7. The method according to claim 6, characterized in that, The IoT-collected data includes real-time production data. The IoT-collected data based on the target pumping unit determines the second parameter for stopping pumping, including: The second parameter for stopping pumping at the donkey head of the target pumping unit is determined based on the real-time production data of the target pumping unit. When the second parameter indicating that the target pumping unit has stopped pumping reflects that the pumping unit has stopped pumping, the reason for the stoppage is determined based on the real-time production data of the target pumping unit.

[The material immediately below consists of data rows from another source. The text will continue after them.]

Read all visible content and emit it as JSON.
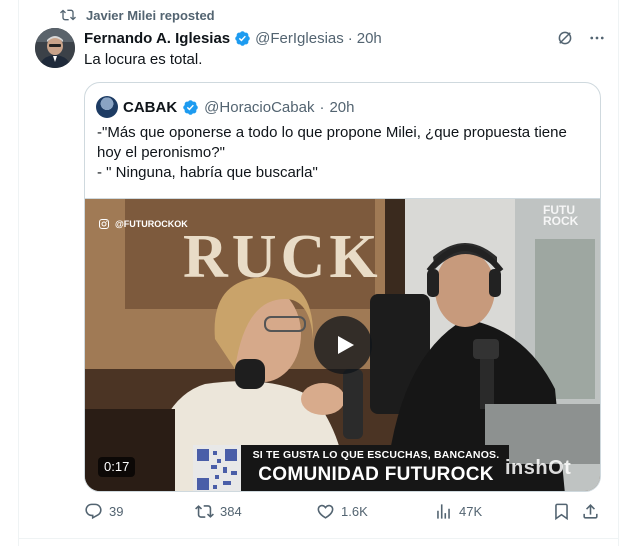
{
  "repost": {
    "label": "Javier Milei reposted",
    "icon": "repost-icon"
  },
  "tweet": {
    "author_name": "Fernando A. Iglesias",
    "handle": "@FerIglesias",
    "separator": "·",
    "time": "20h",
    "text": "La locura es total.",
    "verified_color": "#1d9bf0"
  },
  "quote": {
    "author_name": "CABAK",
    "handle": "@HoracioCabak",
    "separator": "·",
    "time": "20h",
    "lines": [
      "-\"Más que oponerse a todo lo que propone Milei, ¿que propuesta tiene",
      "hoy el peronismo?\"",
      "- \" Ninguna, habría que buscarla\""
    ]
  },
  "video": {
    "instagram_handle": "@FUTUROCKOK",
    "wall_sign": "RUCK",
    "logo_text_top": "FUTU",
    "logo_text_bottom": "ROCK",
    "banner_small": "SI TE GUSTA LO QUE ESCUCHAS, BANCANOS.",
    "banner_big": "COMUNIDAD FUTUROCK",
    "watermark": "inshOt",
    "duration": "0:17"
  },
  "actions": {
    "replies": "39",
    "reposts": "384",
    "likes": "1.6K",
    "views": "47K"
  },
  "colors": {
    "text_primary": "#0f1419",
    "text_secondary": "#536471",
    "border": "#cfd9de",
    "accent": "#1d9bf0"
  }
}
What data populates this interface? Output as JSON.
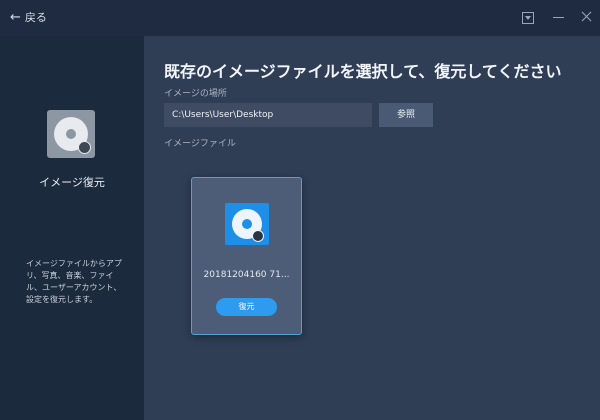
{
  "titlebar": {
    "back_label": "戻る"
  },
  "sidebar": {
    "title": "イメージ復元",
    "description": "イメージファイルからアプリ、写真、音楽、ファイル、ユーザーアカウント、設定を復元します。"
  },
  "main": {
    "heading": "既存のイメージファイルを選択して、復元してください",
    "location_label": "イメージの場所",
    "path_value": "C:\\Users\\User\\Desktop",
    "browse_label": "参照",
    "file_label": "イメージファイル",
    "image_card": {
      "filename": "20181204160 71...",
      "restore_label": "復元"
    }
  }
}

8. A detection device for the cessation of pumping in an oil pumping unit, characterized in that, Also includes: The first determining unit is used to determine the first parameter for stopping pumping at the donkey head based on the AI ​​visual analysis image of the target pumping unit; The second determining unit is used to determine the second parameter for stopping pumping by the donkey head based on the IoT-collected data of the target pumping unit; The third determining unit is used to determine the stop-pumping data of the target pumping unit based on the first parameter of the donkey head stopping pumping and the second parameter of the donkey head stopping pumping.

9. A computer-readable storage medium, characterized in that, The computer-readable storage medium includes a stored program, wherein, when the program is executed by a processor, it implements the steps of the detection method for stopping pumping by a pumping unit as described in any one of claims 1 to 7.

10. An electronic device, characterized in that, The electronic device includes at least one processor and at least one memory connected to the processor; wherein the processor is configured to call program instructions in the memory to execute the steps of the detection method for stopping pumping by the pumping unit as described in any one of claims 1 to 7.